Please use this identifier to cite or link to this item: http://hdl.handle.net/10397/14559
Title: Gaseous and particulate polycyclic aromatic hydrocarbons (PAHs) emissions from commercial restaurants in Hong Kong
Authors: Chen, Y
Ho, KF
Ho, SSH
Ho, WK
Lee, SC 
Yu, JZ
Sit, EHL
Issue Date: 2007
Publisher: Royal Soc Chemistry
Source: Journal of environmental monitoring, 2007, v. 9, no. 12, p. 1402-1409 How to cite?
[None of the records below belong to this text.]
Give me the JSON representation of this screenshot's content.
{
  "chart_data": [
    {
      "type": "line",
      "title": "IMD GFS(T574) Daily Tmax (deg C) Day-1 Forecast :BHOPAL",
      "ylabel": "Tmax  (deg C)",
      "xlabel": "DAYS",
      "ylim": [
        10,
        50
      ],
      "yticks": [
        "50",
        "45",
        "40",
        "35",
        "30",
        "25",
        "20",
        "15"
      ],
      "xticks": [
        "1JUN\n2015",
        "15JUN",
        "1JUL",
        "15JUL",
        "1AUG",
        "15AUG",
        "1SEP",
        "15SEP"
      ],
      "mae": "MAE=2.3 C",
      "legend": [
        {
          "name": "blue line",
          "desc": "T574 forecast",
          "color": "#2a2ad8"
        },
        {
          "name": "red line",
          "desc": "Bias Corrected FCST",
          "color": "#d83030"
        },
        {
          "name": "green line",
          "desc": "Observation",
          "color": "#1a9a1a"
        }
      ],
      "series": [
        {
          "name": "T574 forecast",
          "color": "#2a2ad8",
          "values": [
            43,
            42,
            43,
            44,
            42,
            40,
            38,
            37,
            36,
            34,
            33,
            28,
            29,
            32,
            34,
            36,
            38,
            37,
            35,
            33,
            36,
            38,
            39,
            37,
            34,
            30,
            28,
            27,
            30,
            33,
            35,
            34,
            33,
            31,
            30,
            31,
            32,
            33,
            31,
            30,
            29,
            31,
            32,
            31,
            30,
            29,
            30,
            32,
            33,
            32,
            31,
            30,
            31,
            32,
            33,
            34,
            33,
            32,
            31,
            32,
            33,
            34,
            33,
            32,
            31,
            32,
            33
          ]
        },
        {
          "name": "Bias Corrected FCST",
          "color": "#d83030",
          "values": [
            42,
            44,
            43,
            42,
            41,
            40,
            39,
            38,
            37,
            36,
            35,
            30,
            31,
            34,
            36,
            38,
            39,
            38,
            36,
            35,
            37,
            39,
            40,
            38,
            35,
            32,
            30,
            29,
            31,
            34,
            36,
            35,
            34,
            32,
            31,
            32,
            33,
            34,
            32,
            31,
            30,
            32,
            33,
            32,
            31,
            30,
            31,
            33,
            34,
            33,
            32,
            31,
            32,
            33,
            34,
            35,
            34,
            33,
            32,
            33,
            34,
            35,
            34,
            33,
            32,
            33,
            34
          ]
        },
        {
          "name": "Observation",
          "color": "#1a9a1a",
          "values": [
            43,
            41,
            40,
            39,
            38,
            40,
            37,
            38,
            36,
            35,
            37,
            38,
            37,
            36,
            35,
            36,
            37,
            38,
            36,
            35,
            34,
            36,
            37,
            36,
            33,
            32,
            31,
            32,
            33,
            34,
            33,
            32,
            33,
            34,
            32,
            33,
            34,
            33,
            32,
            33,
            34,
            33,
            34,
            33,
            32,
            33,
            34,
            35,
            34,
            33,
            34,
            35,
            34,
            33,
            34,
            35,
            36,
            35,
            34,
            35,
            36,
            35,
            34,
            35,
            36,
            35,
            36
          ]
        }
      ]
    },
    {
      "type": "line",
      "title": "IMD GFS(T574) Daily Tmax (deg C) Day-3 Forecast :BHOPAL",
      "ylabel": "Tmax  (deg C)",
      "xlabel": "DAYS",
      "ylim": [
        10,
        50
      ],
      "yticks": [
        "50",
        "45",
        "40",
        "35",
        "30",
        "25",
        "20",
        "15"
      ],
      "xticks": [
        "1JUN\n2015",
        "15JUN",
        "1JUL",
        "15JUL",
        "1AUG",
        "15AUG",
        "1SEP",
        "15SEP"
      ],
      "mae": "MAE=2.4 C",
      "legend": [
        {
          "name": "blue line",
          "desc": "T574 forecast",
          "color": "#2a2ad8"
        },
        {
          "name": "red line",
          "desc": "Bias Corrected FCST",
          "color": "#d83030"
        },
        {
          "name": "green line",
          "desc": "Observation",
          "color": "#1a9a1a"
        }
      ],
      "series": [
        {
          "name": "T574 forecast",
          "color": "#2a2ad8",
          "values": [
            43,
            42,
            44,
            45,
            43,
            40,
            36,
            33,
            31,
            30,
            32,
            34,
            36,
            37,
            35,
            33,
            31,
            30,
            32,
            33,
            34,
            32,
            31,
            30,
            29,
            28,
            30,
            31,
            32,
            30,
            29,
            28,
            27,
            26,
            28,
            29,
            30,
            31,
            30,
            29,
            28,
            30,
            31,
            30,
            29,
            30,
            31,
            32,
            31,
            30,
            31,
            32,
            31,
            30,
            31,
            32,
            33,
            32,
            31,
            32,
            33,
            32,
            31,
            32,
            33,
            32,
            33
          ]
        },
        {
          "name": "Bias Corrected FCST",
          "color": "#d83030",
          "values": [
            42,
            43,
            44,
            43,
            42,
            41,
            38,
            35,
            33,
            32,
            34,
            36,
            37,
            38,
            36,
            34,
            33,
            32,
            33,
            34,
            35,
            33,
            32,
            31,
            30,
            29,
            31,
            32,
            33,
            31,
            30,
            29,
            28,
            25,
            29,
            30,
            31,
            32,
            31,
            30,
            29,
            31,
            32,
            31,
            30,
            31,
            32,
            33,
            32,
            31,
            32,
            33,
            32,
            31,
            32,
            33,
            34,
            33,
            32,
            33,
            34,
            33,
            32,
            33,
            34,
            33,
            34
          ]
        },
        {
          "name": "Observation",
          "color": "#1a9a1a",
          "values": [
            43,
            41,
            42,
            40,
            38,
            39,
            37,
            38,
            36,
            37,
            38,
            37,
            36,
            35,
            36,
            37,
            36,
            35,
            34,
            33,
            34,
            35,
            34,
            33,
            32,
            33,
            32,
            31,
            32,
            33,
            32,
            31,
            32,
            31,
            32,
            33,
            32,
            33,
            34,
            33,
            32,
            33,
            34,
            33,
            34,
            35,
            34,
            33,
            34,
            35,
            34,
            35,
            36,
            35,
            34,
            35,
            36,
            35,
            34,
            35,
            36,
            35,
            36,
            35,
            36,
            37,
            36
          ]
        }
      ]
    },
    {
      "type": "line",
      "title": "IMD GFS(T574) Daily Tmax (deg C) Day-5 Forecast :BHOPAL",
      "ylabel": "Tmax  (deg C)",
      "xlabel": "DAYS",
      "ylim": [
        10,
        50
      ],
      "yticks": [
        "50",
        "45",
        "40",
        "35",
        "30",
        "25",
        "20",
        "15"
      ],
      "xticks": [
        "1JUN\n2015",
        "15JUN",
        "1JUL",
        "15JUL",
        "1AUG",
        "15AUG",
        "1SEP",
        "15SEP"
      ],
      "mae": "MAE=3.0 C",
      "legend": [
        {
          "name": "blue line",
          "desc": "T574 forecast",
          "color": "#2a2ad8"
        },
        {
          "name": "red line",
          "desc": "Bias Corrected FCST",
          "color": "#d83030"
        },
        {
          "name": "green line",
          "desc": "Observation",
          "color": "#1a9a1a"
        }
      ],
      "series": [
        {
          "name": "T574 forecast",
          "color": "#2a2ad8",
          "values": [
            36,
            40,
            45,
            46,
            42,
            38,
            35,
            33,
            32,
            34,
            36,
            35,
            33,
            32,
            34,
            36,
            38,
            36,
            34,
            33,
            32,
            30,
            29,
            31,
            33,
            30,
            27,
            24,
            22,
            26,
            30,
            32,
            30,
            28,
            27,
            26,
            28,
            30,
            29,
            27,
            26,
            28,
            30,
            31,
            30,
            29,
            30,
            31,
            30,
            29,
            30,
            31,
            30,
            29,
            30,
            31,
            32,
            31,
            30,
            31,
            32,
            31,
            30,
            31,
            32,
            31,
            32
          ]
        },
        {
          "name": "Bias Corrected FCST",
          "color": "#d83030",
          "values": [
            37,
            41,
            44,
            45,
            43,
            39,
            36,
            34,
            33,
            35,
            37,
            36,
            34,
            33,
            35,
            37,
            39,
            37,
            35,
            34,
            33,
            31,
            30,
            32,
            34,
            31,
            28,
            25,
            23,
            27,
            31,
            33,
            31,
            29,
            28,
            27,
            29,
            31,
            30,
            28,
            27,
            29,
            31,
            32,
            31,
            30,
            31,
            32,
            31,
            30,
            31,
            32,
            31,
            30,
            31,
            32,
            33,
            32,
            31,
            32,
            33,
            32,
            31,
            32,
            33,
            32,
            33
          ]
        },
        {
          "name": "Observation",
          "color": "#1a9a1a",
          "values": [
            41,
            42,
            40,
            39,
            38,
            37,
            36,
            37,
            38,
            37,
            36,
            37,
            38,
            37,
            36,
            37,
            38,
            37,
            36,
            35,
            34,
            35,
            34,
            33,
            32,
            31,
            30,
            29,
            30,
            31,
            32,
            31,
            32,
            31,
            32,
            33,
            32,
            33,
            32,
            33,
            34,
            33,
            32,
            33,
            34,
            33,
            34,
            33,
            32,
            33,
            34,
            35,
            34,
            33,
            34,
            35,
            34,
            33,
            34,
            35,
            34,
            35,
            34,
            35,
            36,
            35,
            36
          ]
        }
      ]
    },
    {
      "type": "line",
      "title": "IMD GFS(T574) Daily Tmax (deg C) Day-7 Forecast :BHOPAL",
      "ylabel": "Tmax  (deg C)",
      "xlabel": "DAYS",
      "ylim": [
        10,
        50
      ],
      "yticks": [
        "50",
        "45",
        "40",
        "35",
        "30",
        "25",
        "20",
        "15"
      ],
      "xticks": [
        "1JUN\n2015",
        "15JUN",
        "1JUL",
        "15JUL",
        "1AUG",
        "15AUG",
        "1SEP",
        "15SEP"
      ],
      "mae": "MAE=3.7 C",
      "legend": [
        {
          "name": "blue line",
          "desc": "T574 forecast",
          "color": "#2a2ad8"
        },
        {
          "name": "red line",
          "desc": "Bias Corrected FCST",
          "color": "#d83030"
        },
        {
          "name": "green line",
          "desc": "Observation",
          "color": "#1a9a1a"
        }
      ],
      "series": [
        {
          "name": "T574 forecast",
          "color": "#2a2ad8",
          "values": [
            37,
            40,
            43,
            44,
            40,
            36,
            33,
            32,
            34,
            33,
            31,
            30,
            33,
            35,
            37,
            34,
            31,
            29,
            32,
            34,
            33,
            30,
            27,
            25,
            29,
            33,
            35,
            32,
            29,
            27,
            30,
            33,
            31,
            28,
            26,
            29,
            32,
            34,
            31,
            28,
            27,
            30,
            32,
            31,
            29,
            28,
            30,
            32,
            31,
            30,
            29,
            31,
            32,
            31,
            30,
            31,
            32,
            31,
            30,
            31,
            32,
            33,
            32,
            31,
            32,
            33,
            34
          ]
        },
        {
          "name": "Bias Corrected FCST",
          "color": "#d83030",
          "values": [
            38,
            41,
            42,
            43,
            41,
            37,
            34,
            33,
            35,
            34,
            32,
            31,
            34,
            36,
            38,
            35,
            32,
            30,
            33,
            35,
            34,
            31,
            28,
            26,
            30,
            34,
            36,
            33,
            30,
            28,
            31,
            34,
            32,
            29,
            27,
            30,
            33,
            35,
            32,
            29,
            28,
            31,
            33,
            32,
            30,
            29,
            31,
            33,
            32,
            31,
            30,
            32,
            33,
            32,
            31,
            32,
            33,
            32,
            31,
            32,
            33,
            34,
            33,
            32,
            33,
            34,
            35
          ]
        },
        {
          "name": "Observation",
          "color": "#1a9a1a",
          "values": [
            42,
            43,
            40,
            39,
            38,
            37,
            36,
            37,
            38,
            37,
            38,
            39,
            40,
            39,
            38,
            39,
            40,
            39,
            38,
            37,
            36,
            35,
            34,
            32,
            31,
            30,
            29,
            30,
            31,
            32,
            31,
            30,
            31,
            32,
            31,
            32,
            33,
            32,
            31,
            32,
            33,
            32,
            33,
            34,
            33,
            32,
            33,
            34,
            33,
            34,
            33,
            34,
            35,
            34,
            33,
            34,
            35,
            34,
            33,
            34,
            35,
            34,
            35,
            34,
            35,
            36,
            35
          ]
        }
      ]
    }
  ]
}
Journal: Journal of Environmental Monitoring 
Abstract: Commercial cooking emissions are important air pollution sources in a heavily urbanized city. Exhaust samples were collected in six representative commercial kitchens including Chinese restaurants, Western restaurants, and Western fast-food restaurants in Hong Kong during peak lunch hours. Both gaseous and particulate emissions were evaluated. Eight gaseous and twenty-two particulate polycyclic aromatic hydrocarbons (PAHs) were quantified in this study. In the gaseous phase, naphthalene (67-89%) was the most abundant PAH in all of the exhaust samples. The contribution of acenaphthylene in the gaseous phase was significantly higher in emissions from the Chinese restaurants, whereas fluorene was higher in emissions from the Western cooking style restaurants (i.e., Western restaurants and Western fast-food restaurants). Pyrene is the most abundant particulate PAH in the Chinese restaurants (14-49%) while its contribution was much lower in the Western cooking style restaurants (10-22%). Controlled cooking conditions were monitored in a staff canteen to compare the emissions from several different local cooking styles, including deep frying, steaming, and mixed cooking styles (combination of steaming and frying). Deep frying produced the highest amount of total gaseous PAHs, 6 times higher than the steaming. However, steaming produced the highest particulate emissions. The estimated annual gaseous PAH emissions for the Chinese restaurants, Western restaurants, and Western fast-food restaurants were 255, 173, and 20.2 t y-1 whereas 252, 1.9, and 0.4 t y-1 were estimated for particulate phase PAH emissions. The study provides useful information and estimates for PAH emissions from commercial cooking exhaust in Hong Kong.